Au cours de cette recherche, les chercheurs devront déterminer une lignée de cellules potentiellement appropriées et susceptibles d'agir comme un hôte, et ensuite échanger d'importantes parties de son génome contre de l'ADN synthétique. Toutefois, on ignore encore totalement comment cet ADN va s'adapter dans une cellule mammalienne, et surtout, comment créer des séquences génétiques pour que la cellule hôte continue de fonctionner normalement. Il y aura forcément des erreurs à corriger. Des erreurs noyées dans des millions de bases…

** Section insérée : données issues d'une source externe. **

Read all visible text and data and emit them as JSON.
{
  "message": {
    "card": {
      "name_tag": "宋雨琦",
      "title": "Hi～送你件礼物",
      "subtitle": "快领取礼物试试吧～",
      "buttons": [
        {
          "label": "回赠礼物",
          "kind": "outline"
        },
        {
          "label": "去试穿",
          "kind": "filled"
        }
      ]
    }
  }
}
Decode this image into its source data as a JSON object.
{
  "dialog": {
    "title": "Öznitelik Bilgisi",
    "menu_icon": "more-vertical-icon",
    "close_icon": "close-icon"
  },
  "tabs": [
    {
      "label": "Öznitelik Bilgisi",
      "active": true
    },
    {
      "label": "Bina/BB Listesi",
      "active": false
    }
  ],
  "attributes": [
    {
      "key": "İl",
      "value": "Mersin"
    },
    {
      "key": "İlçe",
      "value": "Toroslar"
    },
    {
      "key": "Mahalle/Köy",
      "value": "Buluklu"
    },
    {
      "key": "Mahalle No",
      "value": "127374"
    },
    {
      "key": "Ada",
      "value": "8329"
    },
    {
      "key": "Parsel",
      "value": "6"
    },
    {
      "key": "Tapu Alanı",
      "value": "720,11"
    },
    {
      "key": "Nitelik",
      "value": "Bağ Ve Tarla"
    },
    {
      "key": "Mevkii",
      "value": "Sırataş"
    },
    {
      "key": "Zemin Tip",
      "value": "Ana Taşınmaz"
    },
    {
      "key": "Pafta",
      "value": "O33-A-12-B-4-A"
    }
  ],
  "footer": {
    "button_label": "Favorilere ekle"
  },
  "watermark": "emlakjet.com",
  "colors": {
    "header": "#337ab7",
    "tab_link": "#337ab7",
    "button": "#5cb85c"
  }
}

La publication cite plusieurs projets pilotes qui concernent diverses applications médicales. On a ainsi l'exemple d'une lignée de cellules humaines dites "ultrasafes", sécrétant des protéines utilisées dans les traitements médicaux, et que l'on pourrait modifier pour qu'elles résistent aux virus. On cite également des cellules souches injectées dans un patient comme une thérapie pour que des gènes suppresseurs de tumeur ne mutent pas et ne provoquent pas de cancer. On peut aussi créer des cellules humaines qui pourraient survivre à un milieu de culture plus simple sans acides aminés ni vitamines. Le dernier exemple cité par les auteurs consiste dans la création d'un génome de porc dans lequel seraient supprimés les gènes viraux intégrés tout en introduisant des gènes qui encodent pour des molécules immunogénétiques, ce qui permettrait de cultiver des organes de porc pour les transplantations humaines.

Et le coût ?

Actuellement piloté par une organisation à but non lucratif appelée Center of Excellence for Engineering Biology, le projet cherche à lever la somme de 100 millions de dollars auprès de différentes entreprises tant publiques que privées. Un montant qui n'est toutefois pas définitif, car selon les estimations, le coût final du projet pourrait atteindre le milliard de dollars. Mais sa réussite pourrait faire basculer la médecine dans une nouvelle ère, laissant définitivement sur place les entreprises qui tarderaient à emboîter le pas.

Jean Etienne

Sources principales :

Scientists reveal proposal to build human genome from scratch (Science, 2 juin 2016 / DOI: 10.1126/science.aag0588).

Scientists talk privately about creating a synthetic human genome (The New York Times, 13 mai 2016).

The Genome Project-Write (Science, 2 juin 2016 / DOI: 10.1126/science.aaf6850).